Russian women have secured five of the six qualifying places for next month’s Grand Prix Final in Japan as they fight for the country’s three Olympic quota spots. The highest score by a women’s skater other than Valieva this season is 236.78 for world champion Anna Shcherbakova in Italy this month.

Russia won three of the four disciplines overall on Saturday. Men’s winner, Morisi Kvitelashvili, represents Georgia but was born in Moscow and trains there with coach Eteri Tutberidze, the coach behind many of Russia’s Olympic and world championship-winning women’s skaters over the last decade, including Valieva, Shcherbakova and Khromykh.

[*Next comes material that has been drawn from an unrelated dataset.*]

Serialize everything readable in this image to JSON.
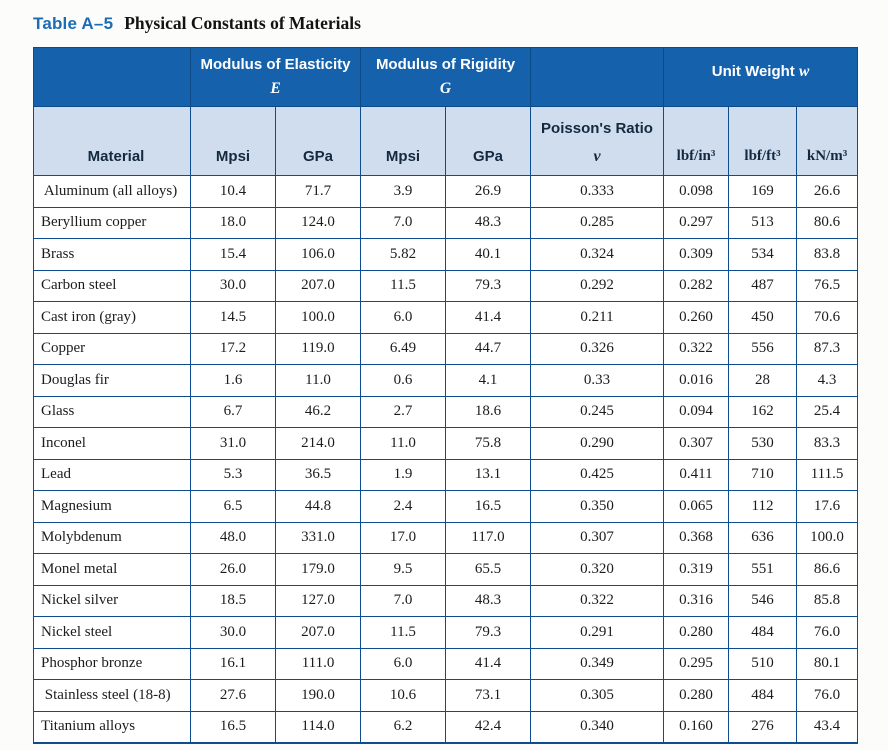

Kvitelashvili became the first Georgian to win a figure skating grand prix after edging out Mikhail Kolyada and Kazuki Tomono in a tight contest.

Each of the top three skaters fell once in a free skate decided by close judging calls as Kvitelashvili won with a score of 266.33, pipping Kolyada on 264.64 and Tomono on 264.19.

Tomono was the leader from the short program and, skating last to music from the movie “La La Land,” was clean on two of his three quadruple jumps but fell on a triple axel. That helped to ensure he couldn’t overtake Kvitelashvili, who overcame his own fall on a quad toe loop in his program to a Frank Sinatra medley.

Russian skater Kolyada had the best free skate score with 180.16 as he rose from fourth in the short program to second and secured a spot at the Grand Prix Final.

Russia swept the podium in the pairs as world champions Anastasia Mishina and Aleksandr Galliamov dominated the free skate after second place in the short program, to win with an overall 226.98 points.

Daria Pavliuchenko and Denis Khodykin were second on 212.59 and Iasmina Kadyrova and Ivan Balchenko took third on 193.58.

There was another Russian win in ice dance after Victoria Sinitsina and Nikita Katsalapov scored 211.72 to beat Italy’s Charlene Guignard and Marco Fabbri by eight points and Canada’s Laurence Fournier Beaudry and Nikolaj Soerensen by 20.